Ultimately, it can offer closure and understanding for both parties, said Bowling.
“I think closure is healing ― healing from the past,” she said. “Just kind of come to terms with it. And (as an adoptee) you feel so scarred from your past.”
Bowling is returning to the U.S. this month after six years of living in Korea. She said learning about Korean culture and history, as well as forming friendships with Koreans, gave her a sense of understanding of her unknown past.
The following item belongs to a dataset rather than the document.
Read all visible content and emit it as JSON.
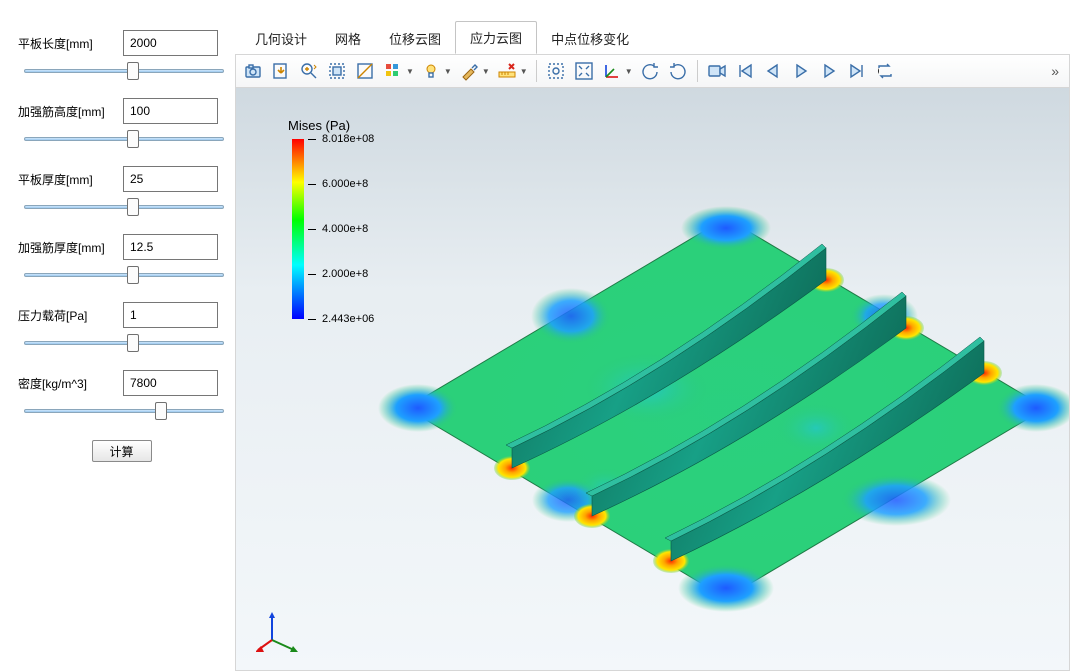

“I think what I have done ― to kind of come here, live here and spend a lot of time here ― a lot of adoptees don’t do that generally, although there are more (overseas adoptees) coming over for sure,” she said.
“And the loss of information about their history, the loss of understanding ― it stays with them forever. It’s part of who they are.”
Of 1,033 Korean transnational adoptees surveyed last year by the Korea Institute for Health and Social Affairs, 83 percent said they were interested in finding their birth family, with 71 percent saying they pursued the search already.
However, only 28 percent of those who searched were reunited with their birth parents.
According to KIHASA, South Korea has sent about 165,000 children overseas for foreign adoption over the past six decades. As recently as 2005, the country was among the top nations for sending babies abroad.